Please refer to the NXT Javadoc and
      the example programs in the samples directory. 
It's often useful for applications to be
        able to pop up a search window and react to search results as
        they are selected by the user. Using any in-memory corpus that
        implements the SearchableCorpus interface (for
        example NOMWriteCorpus), you can very simply
        achieve this. If nom is a valid
        SearchableCorpus we could use:
          
net.sourceforge.nite.search.GUI searchGui = new GUI(nom); searchGui.registerResultHandler(handler); ... searchGui.popupSearchWindow();
        In this extract, the first line initializes the search GUI by
        passing it a SearchableCorpus. The second line
        tells the GUI to inform handler when
        search results are selected. handler
        must implement the QueryResultHandler interface.
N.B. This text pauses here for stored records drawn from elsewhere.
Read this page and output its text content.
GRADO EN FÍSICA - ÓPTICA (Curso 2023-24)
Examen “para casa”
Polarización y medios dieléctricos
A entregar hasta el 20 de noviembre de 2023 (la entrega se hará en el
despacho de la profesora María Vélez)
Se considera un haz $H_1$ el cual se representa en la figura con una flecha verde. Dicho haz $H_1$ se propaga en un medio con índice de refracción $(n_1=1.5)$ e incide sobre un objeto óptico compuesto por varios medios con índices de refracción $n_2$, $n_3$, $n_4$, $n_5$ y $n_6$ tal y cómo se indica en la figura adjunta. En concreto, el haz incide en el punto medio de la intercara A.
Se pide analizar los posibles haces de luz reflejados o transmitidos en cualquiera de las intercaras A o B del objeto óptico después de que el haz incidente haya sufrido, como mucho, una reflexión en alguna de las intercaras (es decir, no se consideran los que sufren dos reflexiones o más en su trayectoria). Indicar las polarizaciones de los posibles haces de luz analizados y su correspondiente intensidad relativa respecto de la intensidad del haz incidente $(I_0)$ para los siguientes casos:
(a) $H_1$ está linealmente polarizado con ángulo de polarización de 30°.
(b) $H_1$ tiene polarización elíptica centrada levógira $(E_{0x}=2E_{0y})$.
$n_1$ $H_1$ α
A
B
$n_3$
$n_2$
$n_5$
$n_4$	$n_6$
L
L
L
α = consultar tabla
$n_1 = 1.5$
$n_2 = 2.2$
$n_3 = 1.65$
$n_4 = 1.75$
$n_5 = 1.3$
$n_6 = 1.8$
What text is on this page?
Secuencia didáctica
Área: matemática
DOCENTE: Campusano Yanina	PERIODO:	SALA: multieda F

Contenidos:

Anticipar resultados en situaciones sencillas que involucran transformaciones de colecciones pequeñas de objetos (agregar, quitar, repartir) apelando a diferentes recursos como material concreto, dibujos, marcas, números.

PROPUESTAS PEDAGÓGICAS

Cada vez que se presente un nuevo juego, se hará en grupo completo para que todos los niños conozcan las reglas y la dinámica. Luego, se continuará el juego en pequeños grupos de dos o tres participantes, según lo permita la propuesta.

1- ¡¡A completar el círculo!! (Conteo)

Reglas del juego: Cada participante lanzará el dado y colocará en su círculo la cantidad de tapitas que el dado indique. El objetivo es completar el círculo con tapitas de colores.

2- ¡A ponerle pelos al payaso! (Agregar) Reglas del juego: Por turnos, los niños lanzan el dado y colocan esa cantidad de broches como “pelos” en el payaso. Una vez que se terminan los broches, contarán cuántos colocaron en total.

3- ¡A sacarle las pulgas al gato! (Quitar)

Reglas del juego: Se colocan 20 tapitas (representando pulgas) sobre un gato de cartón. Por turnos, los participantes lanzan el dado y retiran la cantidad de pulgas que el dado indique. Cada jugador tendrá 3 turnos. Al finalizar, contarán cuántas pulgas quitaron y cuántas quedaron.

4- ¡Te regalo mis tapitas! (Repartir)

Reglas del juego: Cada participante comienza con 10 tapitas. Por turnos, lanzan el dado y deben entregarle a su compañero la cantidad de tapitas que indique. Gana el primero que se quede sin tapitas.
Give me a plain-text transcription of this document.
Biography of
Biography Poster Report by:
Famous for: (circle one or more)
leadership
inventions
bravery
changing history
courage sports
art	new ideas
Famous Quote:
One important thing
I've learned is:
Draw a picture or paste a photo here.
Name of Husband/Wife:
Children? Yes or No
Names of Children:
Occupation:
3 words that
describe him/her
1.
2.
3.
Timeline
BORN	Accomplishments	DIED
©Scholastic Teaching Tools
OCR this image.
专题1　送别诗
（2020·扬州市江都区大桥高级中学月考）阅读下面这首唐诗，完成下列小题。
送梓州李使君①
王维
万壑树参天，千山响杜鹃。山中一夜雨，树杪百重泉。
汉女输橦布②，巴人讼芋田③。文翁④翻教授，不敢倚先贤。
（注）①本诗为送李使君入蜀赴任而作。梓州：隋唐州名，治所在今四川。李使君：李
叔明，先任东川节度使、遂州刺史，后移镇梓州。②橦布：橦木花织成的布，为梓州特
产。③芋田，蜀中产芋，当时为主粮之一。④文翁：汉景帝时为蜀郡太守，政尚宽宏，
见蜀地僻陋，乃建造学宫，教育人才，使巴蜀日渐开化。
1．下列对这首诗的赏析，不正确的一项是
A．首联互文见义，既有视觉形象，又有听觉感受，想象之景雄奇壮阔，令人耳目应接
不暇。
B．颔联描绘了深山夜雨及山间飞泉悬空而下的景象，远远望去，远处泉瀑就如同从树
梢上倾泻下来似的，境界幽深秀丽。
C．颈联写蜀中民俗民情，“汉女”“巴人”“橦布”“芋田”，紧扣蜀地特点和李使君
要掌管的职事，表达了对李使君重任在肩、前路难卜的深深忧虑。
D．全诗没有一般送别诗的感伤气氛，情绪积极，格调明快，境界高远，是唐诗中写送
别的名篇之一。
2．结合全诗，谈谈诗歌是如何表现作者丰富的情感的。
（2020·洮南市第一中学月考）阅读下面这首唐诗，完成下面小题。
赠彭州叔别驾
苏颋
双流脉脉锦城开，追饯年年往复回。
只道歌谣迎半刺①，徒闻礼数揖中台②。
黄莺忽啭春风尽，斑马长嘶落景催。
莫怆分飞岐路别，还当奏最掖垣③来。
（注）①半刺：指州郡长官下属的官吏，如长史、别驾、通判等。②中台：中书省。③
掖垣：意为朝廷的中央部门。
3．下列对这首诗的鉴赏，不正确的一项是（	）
        This simple interface is already implemented by some of NXT's
        own GUI components like NTextArea, but this
        mechanism allows you complete freedom to do what you want with
        search results. There is no obligation to register a result
        handler at all, but it may result in a less useful interface.
        
The third line of the listing actually causes the search window to appear and will normally be the result of a user action like selecting the menu item or something similar.